Lo ha dichiarato a margine degli Stati Generali della Salute, svoltisi nei giorni scorsi a Roma, Tonino Aceti, coordinatore nazionale del Tribunale per i Diritti del Malato e responsabile del Coordinamento nazionale delle Associazioni dei Malati Cronici (CnAMC) di Cittadinanzattiva, sottolineando poi che «per un cittadino risiedere in una Regione piuttosto che in un’altra o nel territorio di una ASL anziché in quello di un’altra può comportare più o meno servizi e protezione».
In tal senso e guardando nello specifico all’Assistenza Domiciliare Integrata, Aceti ricorda «che se si risiede in Emilia Romagna la percentuale di anziani trattati in ADI è del 10,62%, in Piemonte è del 2%, e le differenze ci sono nei territori delle stesse Regioni.

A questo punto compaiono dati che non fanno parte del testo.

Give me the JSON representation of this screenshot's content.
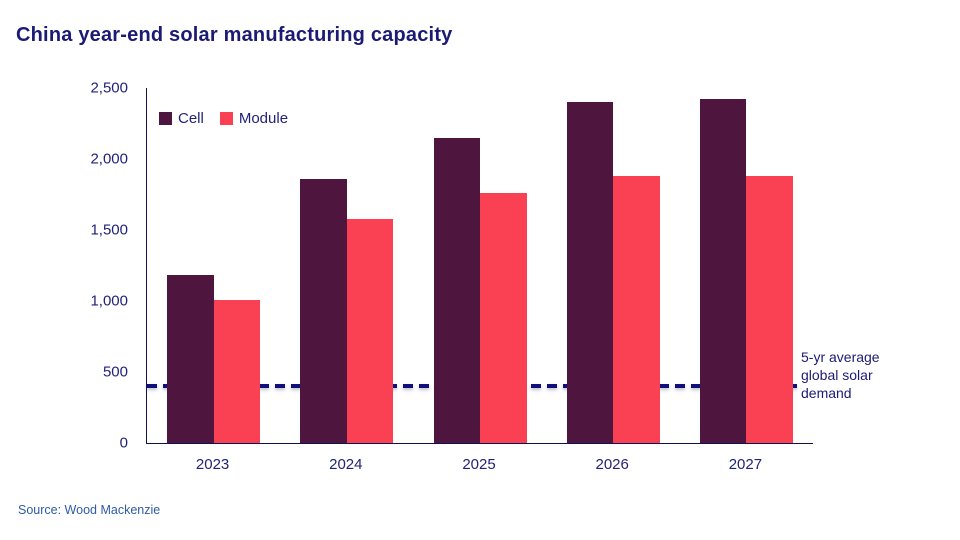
{
  "title": "China year-end solar manufacturing capacity",
  "source": "Source: Wood Mackenzie",
  "colors": {
    "title_text": "#1b1b75",
    "axis_line": "#10104d",
    "tick_text": "#22227a",
    "cell_bar": "#4e153f",
    "module_bar": "#fa4153",
    "reference_line": "#10107a",
    "source_text": "#2e5ba6"
  },
  "chart_data": {
    "type": "bar",
    "title": "China year-end solar manufacturing capacity",
    "categories": [
      "2023",
      "2024",
      "2025",
      "2026",
      "2027"
    ],
    "series": [
      {
        "name": "Cell",
        "color": "#4e153f",
        "values": [
          1180,
          1860,
          2150,
          2400,
          2420
        ]
      },
      {
        "name": "Module",
        "color": "#fa4153",
        "values": [
          1010,
          1580,
          1760,
          1880,
          1880
        ]
      }
    ],
    "reference_line": {
      "label": "5-yr average global solar demand",
      "value": 400,
      "color": "#10107a",
      "style": "dashed"
    },
    "xlabel": "",
    "ylabel": "",
    "ylim": [
      0,
      2500
    ],
    "yticks": [
      0,
      500,
      1000,
      1500,
      2000,
      2500
    ],
    "ytick_labels": [
      "0",
      "500",
      "1,000",
      "1,500",
      "2,000",
      "2,500"
    ],
    "legend_position": "top-left-inside",
    "grid": false
  }
}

Ma non è tutto. Nemmeno la quantità di assistenza è la stessa e soprattutto si considera “presa in carico in ADI” anche quando la persona riceve ad esempio una sola visita al mese da parte di un professionista, solitamente infermiere (60% dei casi)».

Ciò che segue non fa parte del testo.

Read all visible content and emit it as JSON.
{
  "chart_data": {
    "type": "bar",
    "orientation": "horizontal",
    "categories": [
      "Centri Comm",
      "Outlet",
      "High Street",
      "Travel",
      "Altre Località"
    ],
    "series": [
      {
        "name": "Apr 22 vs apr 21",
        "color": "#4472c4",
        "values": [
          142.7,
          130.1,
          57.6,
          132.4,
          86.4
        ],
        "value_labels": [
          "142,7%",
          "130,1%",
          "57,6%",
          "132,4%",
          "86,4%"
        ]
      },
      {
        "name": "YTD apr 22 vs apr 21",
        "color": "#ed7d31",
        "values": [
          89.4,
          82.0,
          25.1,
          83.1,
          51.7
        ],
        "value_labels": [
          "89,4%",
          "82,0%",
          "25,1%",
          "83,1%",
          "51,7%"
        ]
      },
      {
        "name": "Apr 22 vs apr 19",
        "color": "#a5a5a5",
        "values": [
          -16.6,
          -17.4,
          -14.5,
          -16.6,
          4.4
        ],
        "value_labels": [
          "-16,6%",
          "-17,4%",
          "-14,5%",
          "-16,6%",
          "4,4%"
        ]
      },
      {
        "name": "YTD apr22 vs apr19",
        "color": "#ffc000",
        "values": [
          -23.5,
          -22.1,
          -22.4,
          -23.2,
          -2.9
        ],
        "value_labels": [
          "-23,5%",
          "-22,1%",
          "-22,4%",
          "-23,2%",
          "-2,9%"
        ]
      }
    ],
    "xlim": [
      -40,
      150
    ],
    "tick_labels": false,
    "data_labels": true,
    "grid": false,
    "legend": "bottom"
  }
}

«È evidente – prosegue l’esponente di Cittadinanzattiva – che se queste sono state le risposte per creare e irrobustire il secondo pilastro del Servizio Sanitario Nazionale, non possiamo proseguire su questa scia. Abbiamo bisogno piuttosto di porre l’assistenza territoriale al centro delle politiche di programmazione socio-sanitaria, a partire dal Patto per la Salute*. Sappiamo che l’intenzione è quella di mettere mano alla rete ospedaliera, ma questo va fatto in contemporanea a un quadro altrettanto chiaro e contestuale di potenziamento del territorio, al quale vanno destinate risorse certe. Lo sviluppo del Piano, infatti, deve creare una rete di servizi territoriali di prossimità (AFT-Assistenza Farmaceutica Territoriale; UCCP- Unità Complesse di Cure Primarie; Case della Salute; ADI-Assistenza Domiciliare Integrata; Farmacie di Servizi). E su questo le Regioni hanno già la possibilità e i fondi per farlo: sono negli Obiettivi di Piano del 2013; il Ministero, pertanto, può e deve incoraggiare le Regioni stesse a utilizzare quei fondi e a verificare che ne facciano buon uso».

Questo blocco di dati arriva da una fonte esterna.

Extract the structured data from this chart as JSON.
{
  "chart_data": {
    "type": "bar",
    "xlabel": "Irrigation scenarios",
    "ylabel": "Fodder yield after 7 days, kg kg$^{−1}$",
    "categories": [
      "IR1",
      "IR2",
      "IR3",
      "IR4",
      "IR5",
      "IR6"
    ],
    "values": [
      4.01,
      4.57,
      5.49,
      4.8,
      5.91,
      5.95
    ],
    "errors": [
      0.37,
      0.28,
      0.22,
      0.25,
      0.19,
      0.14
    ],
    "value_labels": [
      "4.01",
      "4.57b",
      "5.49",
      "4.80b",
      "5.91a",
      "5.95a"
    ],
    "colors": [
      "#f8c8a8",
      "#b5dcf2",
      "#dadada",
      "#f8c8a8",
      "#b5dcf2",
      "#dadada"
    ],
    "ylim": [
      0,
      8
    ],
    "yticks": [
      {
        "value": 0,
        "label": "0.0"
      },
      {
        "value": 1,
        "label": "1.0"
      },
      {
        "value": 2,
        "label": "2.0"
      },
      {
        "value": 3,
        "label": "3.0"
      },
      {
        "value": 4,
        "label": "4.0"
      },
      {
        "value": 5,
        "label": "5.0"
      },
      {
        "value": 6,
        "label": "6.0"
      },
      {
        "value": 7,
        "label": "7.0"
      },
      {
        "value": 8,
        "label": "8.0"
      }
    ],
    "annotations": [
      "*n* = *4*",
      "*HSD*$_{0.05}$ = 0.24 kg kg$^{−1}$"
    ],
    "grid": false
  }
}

«Si tratta – conclude Aceti – di una strada lunga, ma ineludibile e ognuno deve fare la sua parte: Patto per la Salute, nuova convenzione dei Medici di Famiglia e riorganizzazione della rete ospedaliera devono certamente essere chiusi con una certa rapidità, ma in questo processo decisionale non si può pensare di escludere la partecipazione di organizzazioni di cittadini e pazienti». (S.B.)

*Il Patto per la Salute è un accordo finanziario e programmatico tra il Governo e le Regioni, di valenza triennale, in merito alla spesa e alla programmazione del Servizio Sanitario Nazionale, finalizzato a migliorare la qualità dei servizi, a promuovere l’appropriatezza delle prestazioni e a garantire l’unitarietà del sistema.